3 de 3 Sergio Ramirez dá entrevista em Buenos Aires em abril de 2023 — Foto: Juan Mabromata/AFPSergio Ramirez dá entrevista em Buenos Aires em abril de 2023 — Foto: Juan Mabromata/AFP
💥️Qual a sua avaliação da posição do governo brasileiro diante de Ortega?
💥️ Sergio Ramirez – Até agora, para mim, é muito desconcertante a posição do presidente Lula porque é um silêncio demasiado visível e notável. Governos da América Latina, tanto de esquerda quanto de direita, como Equador, Argentina, México, Colômbia, se pronunciaram. Na votação da OEA, o Brasil se absteve de condenar Ortega e tampouco disse uma só palavra. É uma situação que me desconcerta muito porque Lula conhece muito bem a situação da Nicarágua. Ele esteve no país quando era dirigente sindical. Eu o conheci na Nicarágua nos anos 1980, ele foi à minha casa. Lula regressou ao país em 1992 para o I Congresso da Frente Sandinista. Eu o ouvi pronunciar um discurso que não agradou a Ortega, dizendo que não havia duas classes de democracia, mas apenas uma. Não havia democracia proletária, nem democracia burguesa, mas a democracia, que deveria ser respeitada. Já como presidente, voltou à Nicarágua.

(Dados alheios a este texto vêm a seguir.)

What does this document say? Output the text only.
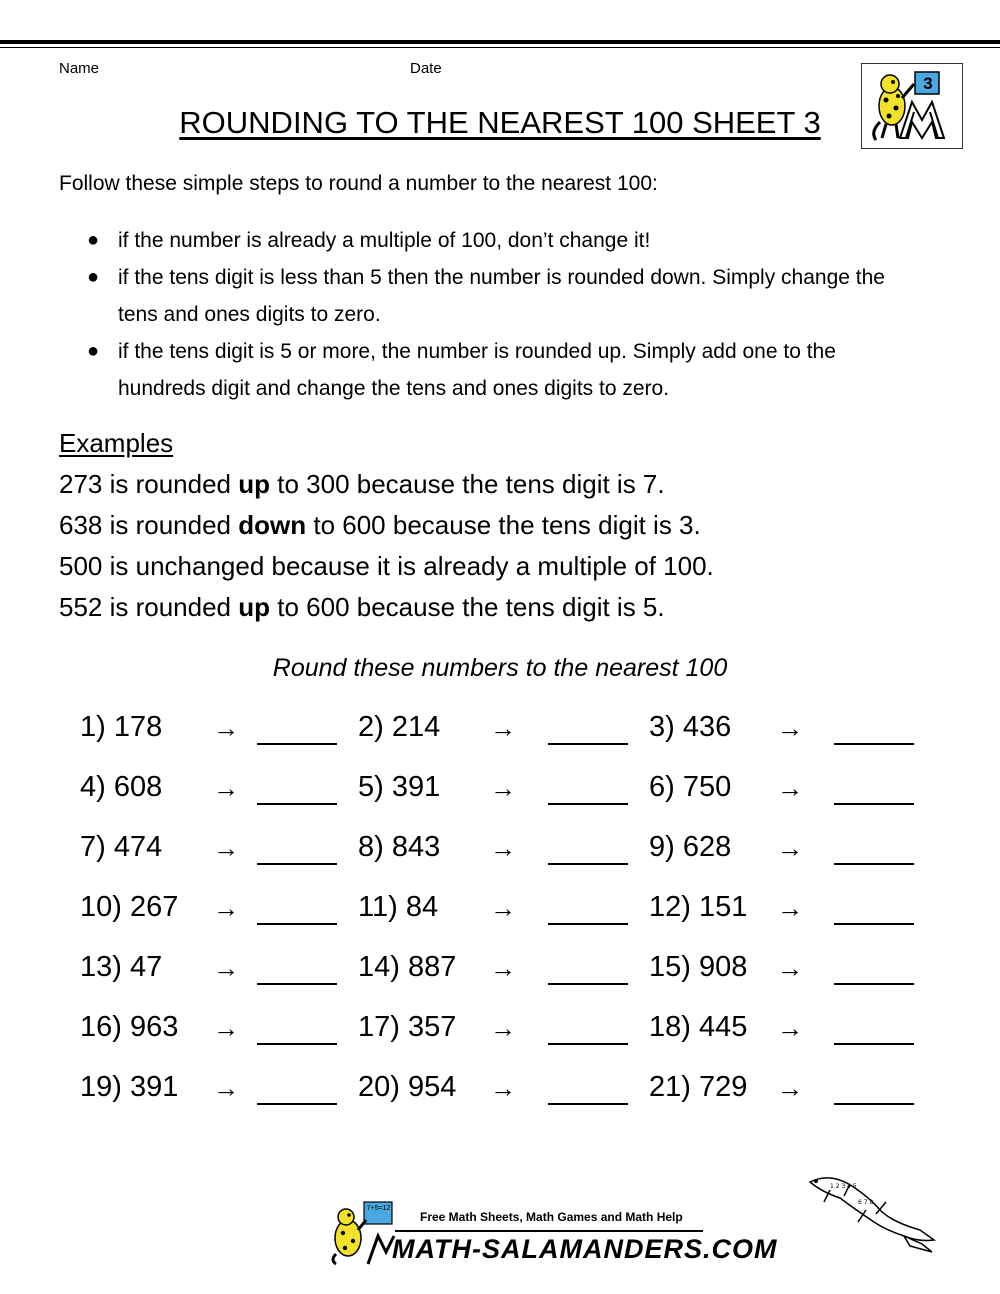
Name	Date
ROUNDING TO THE NEAREST 100 SHEET 3
3
Follow these simple steps to round a number to the nearest 100:
● if the number is already a multiple of 100, don’t change it!
● if the tens digit is less than 5 then the number is rounded down. Simply change the tens and ones digits to zero.
● if the tens digit is 5 or more, the number is rounded up. Simply add one to the hundreds digit and change the tens and ones digits to zero.
Examples
273 is rounded up to 300 because the tens digit is 7.
638 is rounded down to 600 because the tens digit is 3.
500 is unchanged because it is already a multiple of 100.
552 is rounded up to 600 because the tens digit is 5.
Round these numbers to the nearest 100
1) 178 →	2) 214 →	3) 436 →
4) 608 →	5) 391 →	6) 750 →
7) 474 →	8) 843 →	9) 628 →
10) 267 →	11) 84 →	12) 151 →
13) 47 →	14) 887 →	15) 908 →
16) 963 →	17) 357 →	18) 445 →
19) 391 →	20) 954 →	21) 729 →
7+5=12
Free Math Sheets, Math Games and Math Help
MATH-SALAMANDERS.COM
1 2 3 4 5
6 7 8
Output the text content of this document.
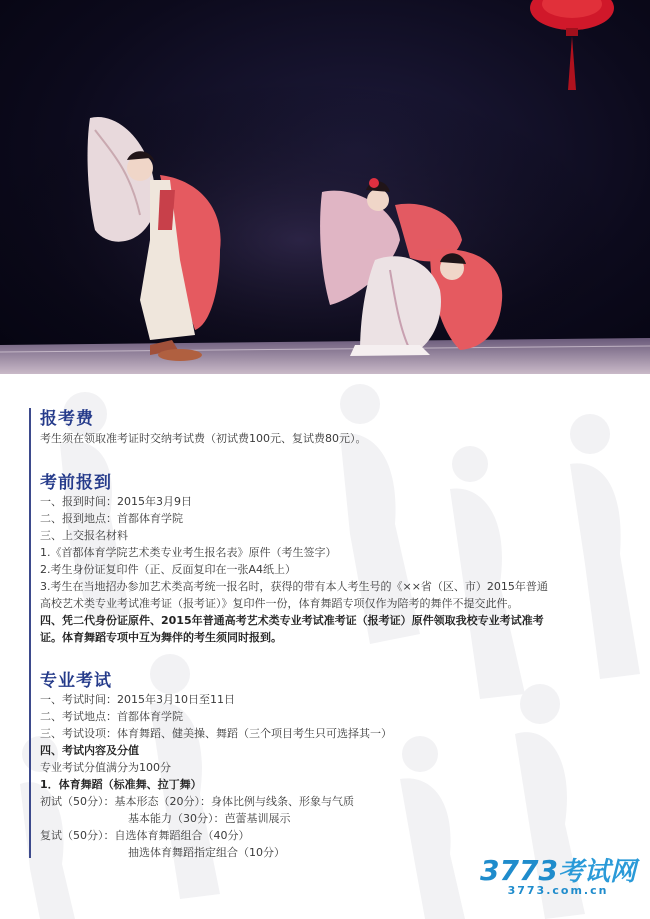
报考费
考生须在领取准考证时交纳考试费（初试费100元、复试费80元）。
考前报到
一、报到时间：2015年3月9日
二、报到地点：首都体育学院
三、上交报名材料
1.《首都体育学院艺术类专业考生报名表》原件（考生签字）
2.考生身份证复印件（正、反面复印在一张A4纸上）
3.考生在当地招办参加艺术类高考统一报名时，获得的带有本人考生号的《××省（区、市）2015年普通
高校艺术类专业考试准考证（报考证）》复印件一份，体育舞蹈专项仅作为陪考的舞伴不提交此件。
四、凭二代身份证原件、2015年普通高考艺术类专业考试准考证（报考证）原件领取我校专业考试准考
证。体育舞蹈专项中互为舞伴的考生须同时报到。
专业考试
一、考试时间：2015年3月10日至11日
二、考试地点：首都体育学院
三、考试设项：体育舞蹈、健美操、舞蹈（三个项目考生只可选择其一）
四、考试内容及分值
专业考试分值满分为100分
1．体育舞蹈（标准舞、拉丁舞）
初试（50分）：基本形态（20分）：身体比例与线条、形象与气质
基本能力（30分）：芭蕾基训展示
复试（50分）：自选体育舞蹈组合（40分）
抽选体育舞蹈指定组合（10分）
3773考试网
3773.com.cn
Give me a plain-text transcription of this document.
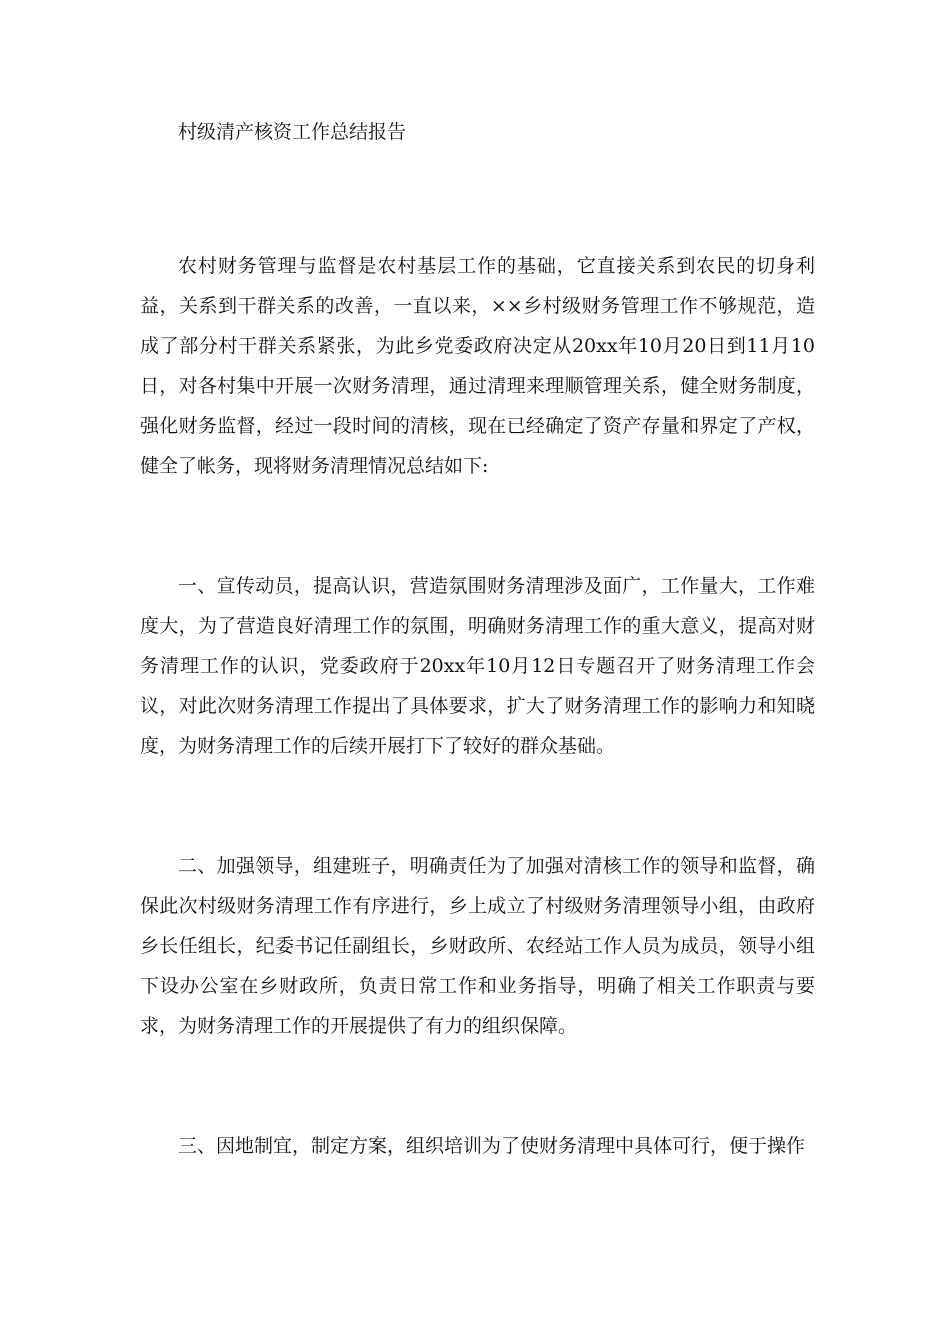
村级清产核资工作总结报告

农村财务管理与监督是农村基层工作的基础，它直接关系到农民的切身利益，关系到干群关系的改善，一直以来，××乡村级财务管理工作不够规范，造成了部分村干群关系紧张，为此乡党委政府决定从20xx年10月20日到11月10日，对各村集中开展一次财务清理，通过清理来理顺管理关系，健全财务制度，强化财务监督，经过一段时间的清核，现在已经确定了资产存量和界定了产权，健全了帐务，现将财务清理情况总结如下:

一、宣传动员，提高认识，营造氛围财务清理涉及面广，工作量大，工作难度大，为了营造良好清理工作的氛围，明确财务清理工作的重大意义，提高对财务清理工作的认识，党委政府于20xx年10月12日专题召开了财务清理工作会议，对此次财务清理工作提出了具体要求，扩大了财务清理工作的影响力和知晓度，为财务清理工作的后续开展打下了较好的群众基础。

二、加强领导，组建班子，明确责任为了加强对清核工作的领导和监督，确保此次村级财务清理工作有序进行，乡上成立了村级财务清理领导小组，由政府乡长任组长，纪委书记任副组长，乡财政所、农经站工作人员为成员，领导小组下设办公室在乡财政所，负责日常工作和业务指导，明确了相关工作职责与要求，为财务清理工作的开展提供了有力的组织保障。

三、因地制宜，制定方案，组织培训为了使财务清理中具体可行，便于操作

Então, não se pode dizer que Lula ignora que o país vive uma deriva autoritária, que a Nicarágua transformou um sonho revolucionário em ditadura. Eu acredito que se alguém aconselhou o presidente Lula de que não deve falar porque Ortega é um governo de esquerda, devo dizer que ele não representa nenhuma esquerda da América Latina. A esquerda é o presidente Gabriel Boric, que denunciou a ditadura da Nicarágua. A esquerda é o presidente Gustavo Petro, que pediu à Corte Internacional que se ocupe do caso da Nicarágua.
💥️O que o senhor e os outros opositores esperam do presidente Lula?

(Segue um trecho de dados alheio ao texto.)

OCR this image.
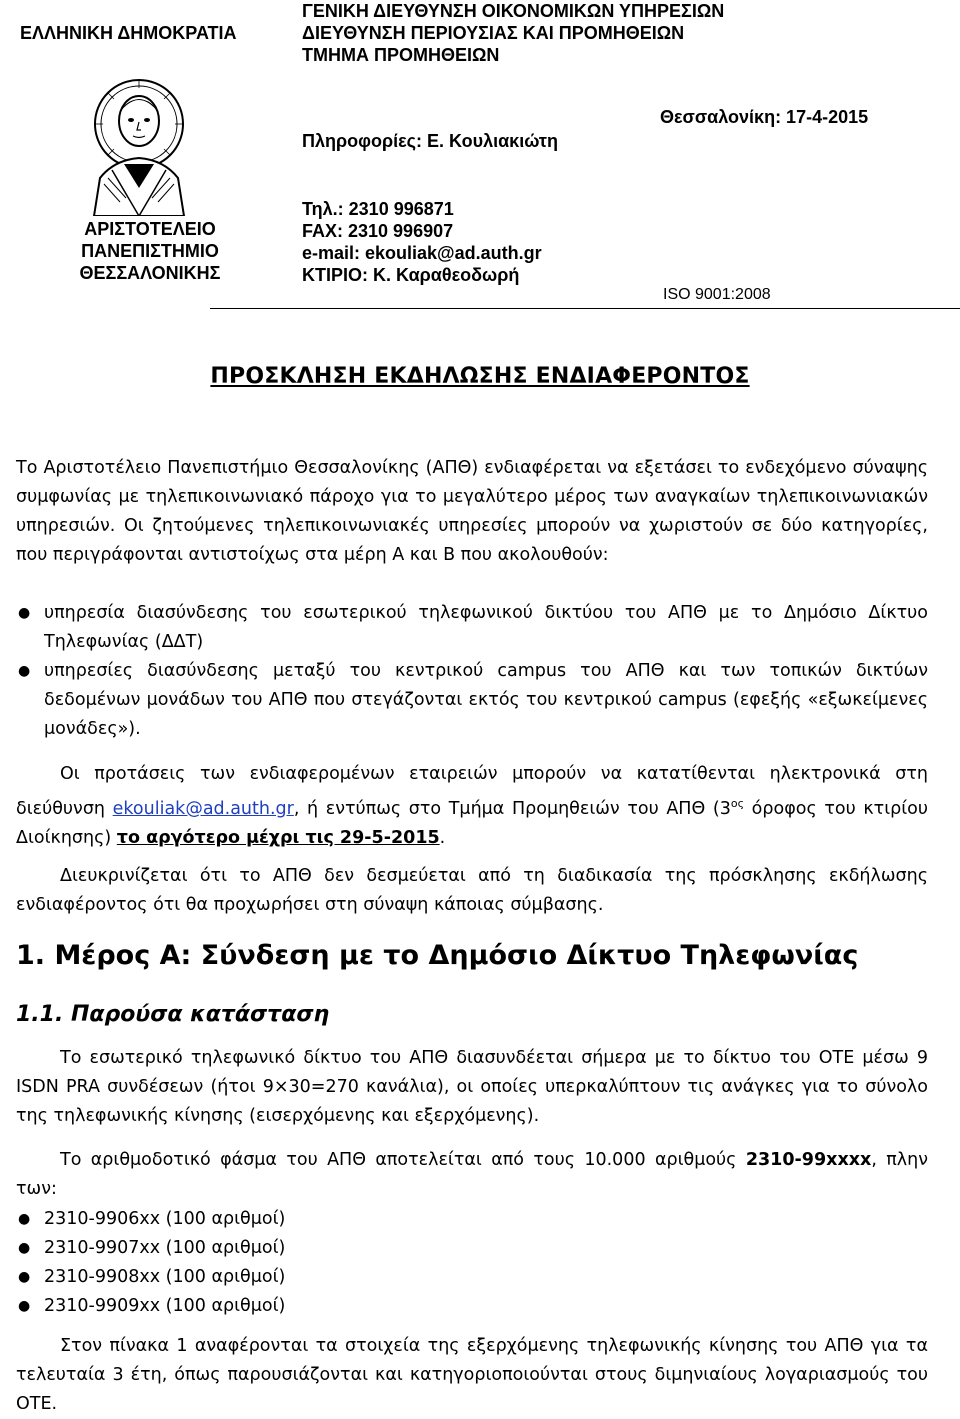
ΕΛΛΗΝΙΚΗ ΔΗΜΟΚΡΑΤΙΑ
ΓΕΝΙΚΗ ΔΙΕΥΘΥΝΣΗ ΟΙΚΟΝΟΜΙΚΩΝ ΥΠΗΡΕΣΙΩΝ
ΔΙΕΥΘΥΝΣΗ ΠΕΡΙΟΥΣΙΑΣ ΚΑΙ ΠΡΟΜΗΘΕΙΩΝ
ΤΜΗΜΑ ΠΡΟΜΗΘΕΙΩΝ
Θεσσαλονίκη: 17-4-2015
Πληροφορίες: Ε. Κουλιακιώτη
Τηλ.: 2310 996871
FAX: 2310 996907
e-mail: ekouliak@ad.auth.gr
ΚΤΙΡΙΟ: Κ. Καραθεοδωρή
ΑΡΙΣΤΟΤΕΛΕΙΟ
ΠΑΝΕΠΙΣΤΗΜΙΟ
ΘΕΣΣΑΛΟΝΙΚΗΣ
ISO 9001:2008
ΠΡΟΣΚΛΗΣΗ ΕΚΔΗΛΩΣΗΣ ΕΝΔΙΑΦΕΡΟΝΤΟΣ
Το Αριστοτέλειο Πανεπιστήμιο Θεσσαλονίκης (ΑΠΘ) ενδιαφέρεται να εξετάσει το ενδεχόμενο σύναψης συμφωνίας με τηλεπικοινωνιακό πάροχο για το μεγαλύτερο μέρος των αναγκαίων τηλεπικοινωνιακών υπηρεσιών. Οι ζητούμενες τηλεπικοινωνιακές υπηρεσίες μπορούν να χωριστούν σε δύο κατηγορίες, που περιγράφονται αντιστοίχως στα μέρη Α και Β που ακολουθούν:
● υπηρεσία διασύνδεσης του εσωτερικού τηλεφωνικού δικτύου του ΑΠΘ με το Δημόσιο Δίκτυο Τηλεφωνίας (ΔΔΤ)
● υπηρεσίες διασύνδεσης μεταξύ του κεντρικού campus του ΑΠΘ και των τοπικών δικτύων δεδομένων μονάδων του ΑΠΘ που στεγάζονται εκτός του κεντρικού campus (εφεξής «εξωκείμενες μονάδες»).
Οι προτάσεις των ενδιαφερομένων εταιρειών μπορούν να κατατίθενται ηλεκτρονικά στη διεύθυνση ekouliak@ad.auth.gr, ή εντύπως στο Τμήμα Προμηθειών του ΑΠΘ ($3^{o\varsigma}$ όροφος του κτιρίου Διοίκησης) το αργότερο μέχρι τις 29-5-2015.
Διευκρινίζεται ότι το ΑΠΘ δεν δεσμεύεται από τη διαδικασία της πρόσκλησης εκδήλωσης ενδιαφέροντος ότι θα προχωρήσει στη σύναψη κάποιας σύμβασης.
1. Μέρος Α: Σύνδεση με το Δημόσιο Δίκτυο Τηλεφωνίας
1.1. Παρούσα κατάσταση
Το εσωτερικό τηλεφωνικό δίκτυο του ΑΠΘ διασυνδέεται σήμερα με το δίκτυο του ΟΤΕ μέσω 9 ISDN PRA συνδέσεων (ήτοι 9×30=270 κανάλια), οι οποίες υπερκαλύπτουν τις ανάγκες για το σύνολο της τηλεφωνικής κίνησης (εισερχόμενης και εξερχόμενης).
Το αριθμοδοτικό φάσμα του ΑΠΘ αποτελείται από τους 10.000 αριθμούς 2310-99xxxx, πλην των:
● 2310-9906xx (100 αριθμοί)
● 2310-9907xx (100 αριθμοί)
● 2310-9908xx (100 αριθμοί)
● 2310-9909xx (100 αριθμοί)
Στον πίνακα 1 αναφέρονται τα στοιχεία της εξερχόμενης τηλεφωνικής κίνησης του ΑΠΘ για τα τελευταία 3 έτη, όπως παρουσιάζονται και κατηγοριοποιούνται στους διμηνιαίους λογαριασμούς του ΟΤΕ.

💥️Sergio Ramirez – Que dê respaldo moral à democracia da Nicarágua e não a ninguém em particular. Que lute pela democracia. A voz do Brasil é muito importante para a América Latina para a luta pela democracia e contra a ditadura.
💥️O senhor vê esta posição do atual governo como uma contradição em relação ao que o Brasil viveu nos últimos quatro anos, com o governo Bolsonaro?

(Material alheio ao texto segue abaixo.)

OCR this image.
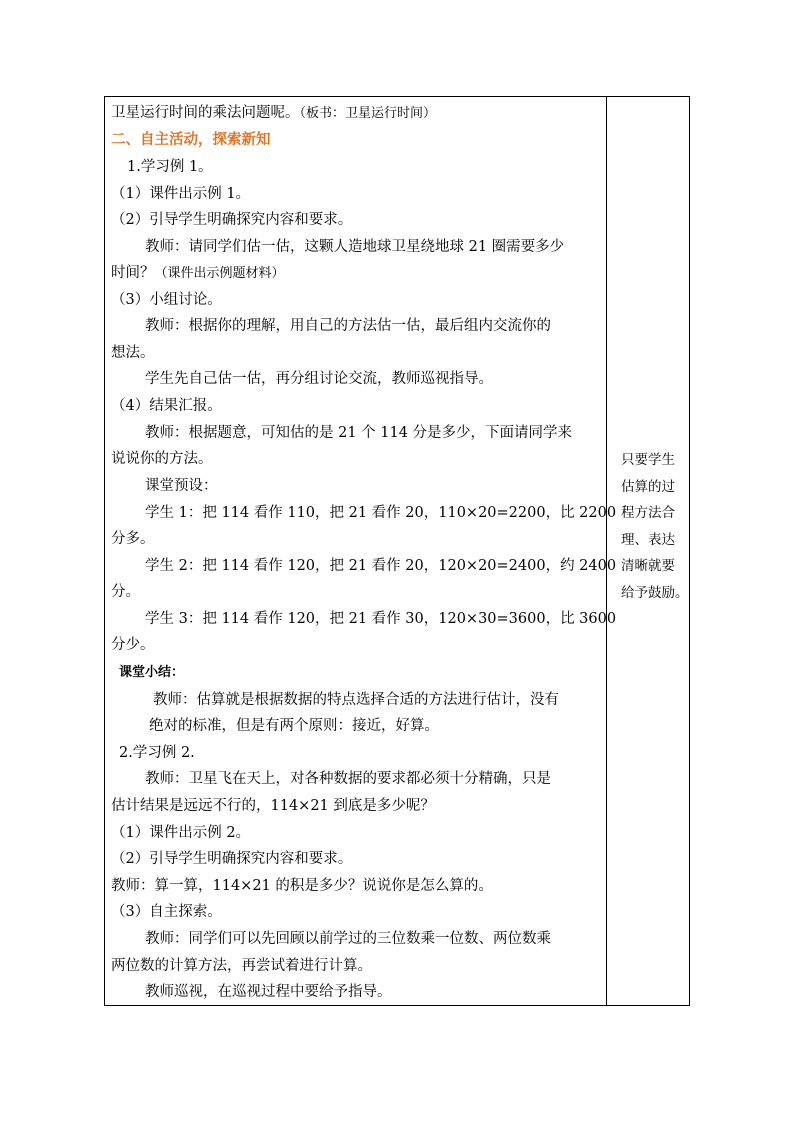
卫星运行时间的乘法问题呢。（板书：卫星运行时间）
二、自主活动，探索新知
1.学习例 1。
（1）课件出示例 1。
（2）引导学生明确探究内容和要求。
教师：请同学们估一估，这颗人造地球卫星绕地球 21 圈需要多少
时间？（课件出示例题材料）
（3）小组讨论。
教师：根据你的理解，用自己的方法估一估，最后组内交流你的
想法。
学生先自己估一估，再分组讨论交流，教师巡视指导。
（4）结果汇报。
教师：根据题意，可知估的是 21 个 114 分是多少，下面请同学来
说说你的方法。
课堂预设：
学生 1：把 114 看作 110，把 21 看作 20，110×20=2200，比 2200
分多。
学生 2：把 114 看作 120，把 21 看作 20，120×20=2400，约 2400
分。
学生 3：把 114 看作 120，把 21 看作 30，120×30=3600，比 3600
分少。
课堂小结：
教师：估算就是根据数据的特点选择合适的方法进行估计，没有
绝对的标准，但是有两个原则：接近，好算。
2.学习例 2.
教师：卫星飞在天上，对各种数据的要求都必须十分精确，只是
估计结果是远远不行的，114×21 到底是多少呢？
（1）课件出示例 2。
（2）引导学生明确探究内容和要求。
教师：算一算，114×21 的积是多少？说说你是怎么算的。
（3）自主探索。
教师：同学们可以先回顾以前学过的三位数乘一位数、两位数乘
两位数的计算方法，再尝试着进行计算。
教师巡视，在巡视过程中要给予指导。
只要学生
估算的过
程方法合
理、表达
清晰就要
给予鼓励。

💥️Sergio Ramirez – Nós vimos com muita esperança o regresso de Lula ao poder porque representa um regresso à democracia, em contraposição a um governo autoritário como o de Bolsonaro. Celebramos esse triunfo da democracia, de Lula. Por isso, é muito desconcertante a sua posição. Tenho esperança de que escutaremos a voz de Lula pronunciando-se sobre o governo da Nicarágua. Sabemos que o país é pequeno e talvez não represente nada para os interesses do Brasil, mas, acima de tudo, este é um assunto de importância moral.
💥️O senhor acha que Lula pode interceder como mediador para o diálogo entre o regime e seus opositores?
💥️Sergio Ramirez – Antes de falar de diálogo, o governo do Brasil deve se pronunciar em respeito à democracia na Nicarágua e à barbárie que significa retirar a cidadania de nicaraguenses que se opõem ao governo. Trata-se de uma medida bárbara e medieval, que está proibida pelas convenções internacionais. É por esse princípio de ética política que o pronunciamento do Brasil deveria começar.
💥️Qual foi a sua reação quando soube que o regime tinha retirado a sua nacionalidade? O que mudou na sua vida desde então?
💥️Sergio Ramirez – Me senti vítima de uma medida arbitrária e ilegal de um governo que não tem legitimidade e que é proibida pela Constituição da Nicarágua. É um ato político que não tem, para mim, nenhuma validade. Por outro lado, me senti muito amparado pelo fato de que países como Espanha, Colômbia e Equador me ofereceram a cidadania.
💥️ Esta é a segunda vez que o senhor enfrenta o exílio. A primeira na ditadura Somoza e agora na de Ortega. Qual é a diferença entre as duas situações?
💥️ Sergio Ramirez – A diferença mais importante é a juventude. Quando Somoza me processou e ordenou minha prisão também por traição à pátria, eu regressei à Nicarágua para me juntar à luta. Não temi a prisão, não temi a morte. Não quero ser retórico, mas neste momento a juventude lhe dá ânimo. Hoje eu não tenho nenhuma participação política. Sou um escritor que critica o que vê, mas não pertenço a nenhum partido, não almejo qualquer liderança política. Estou sendo castigado por ser um escritor e por ser crítico. Aceito o exílio como algo inevitável. Mas tenho muita esperança de que voltarei à Nicarágua.